The shop operates under the name Pasta Al Dente by Keila and runs a rotating grab-and-go format. For her opening week, Stapleton stocked pappardelle, casarecce, and gnocchi alongside a hot-ready meal of fresh gnocchi with homemade sauce and tiramisu for dessert. Frozen homemade pastas and sauces are available on an ongoing basis for customers who want to stock up between visits. "The menu will change every week, or maybe every two weeks," Stapleton said. "I am still evaluating and figuring things out."
The store keeps tight hours for now: Wednesdays and Fridays from 11 a.m. to 1 p.m. and again from 4 to 6 p.m. The location was not a cold start. Stapleton had already been using the commercial kitchen on North Grand Avenue for a year to produce the pastas, sauces, and desserts she sells at market, so the transition to opening the front of the space for retail was a natural next step.

The culinary foundation behind the menu is specific and well-traveled.
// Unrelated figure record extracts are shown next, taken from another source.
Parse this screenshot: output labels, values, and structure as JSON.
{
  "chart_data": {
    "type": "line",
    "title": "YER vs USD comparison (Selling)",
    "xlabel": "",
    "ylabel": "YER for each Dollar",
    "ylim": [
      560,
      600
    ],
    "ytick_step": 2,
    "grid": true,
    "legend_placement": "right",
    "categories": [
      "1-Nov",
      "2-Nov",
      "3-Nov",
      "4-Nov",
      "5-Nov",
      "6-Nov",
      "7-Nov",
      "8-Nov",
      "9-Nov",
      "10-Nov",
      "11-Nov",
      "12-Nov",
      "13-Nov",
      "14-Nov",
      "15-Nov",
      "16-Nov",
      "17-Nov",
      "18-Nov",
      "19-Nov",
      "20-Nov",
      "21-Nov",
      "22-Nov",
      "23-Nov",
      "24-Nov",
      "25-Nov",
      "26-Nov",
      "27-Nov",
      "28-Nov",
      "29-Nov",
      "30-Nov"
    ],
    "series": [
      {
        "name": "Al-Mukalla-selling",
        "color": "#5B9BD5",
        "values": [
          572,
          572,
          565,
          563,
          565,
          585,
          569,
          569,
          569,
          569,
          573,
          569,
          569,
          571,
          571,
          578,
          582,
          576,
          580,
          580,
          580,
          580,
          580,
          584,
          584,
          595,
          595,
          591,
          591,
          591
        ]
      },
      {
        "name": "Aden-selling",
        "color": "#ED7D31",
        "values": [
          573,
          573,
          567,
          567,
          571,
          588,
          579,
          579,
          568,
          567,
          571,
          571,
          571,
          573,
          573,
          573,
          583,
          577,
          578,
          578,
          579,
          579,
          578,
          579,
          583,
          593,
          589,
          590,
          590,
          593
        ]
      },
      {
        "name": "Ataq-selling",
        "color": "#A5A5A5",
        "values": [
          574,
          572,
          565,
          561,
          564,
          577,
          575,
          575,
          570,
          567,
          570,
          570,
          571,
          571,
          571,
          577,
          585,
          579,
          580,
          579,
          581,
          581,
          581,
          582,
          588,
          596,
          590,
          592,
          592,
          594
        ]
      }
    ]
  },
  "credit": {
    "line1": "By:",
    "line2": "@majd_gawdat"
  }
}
Stapleton is a native of Brazil who spent 19 years living in Italy, attended chef's school in northern Italy, and has built her entire lineup around northern Italian cuisine. That background shows in the shapes she chooses: pappardelle and casarecce are not the kind of pasta you pick up at a supermarket, and housemade gnocchi served with scratch sauce as a hot-ready option is a clear signal about what this shop is going for.
Stapleton is not abandoning the market circuit. She will continue selling at the Old Capitol Farmers Market and at the farmers market in Peoria, and she participates in the annual Illinois Product Expo at the State Fairgrounds. The brick-and-mortar adds a fixed retail presence to a business that has already built its audience one Saturday market bag at a time.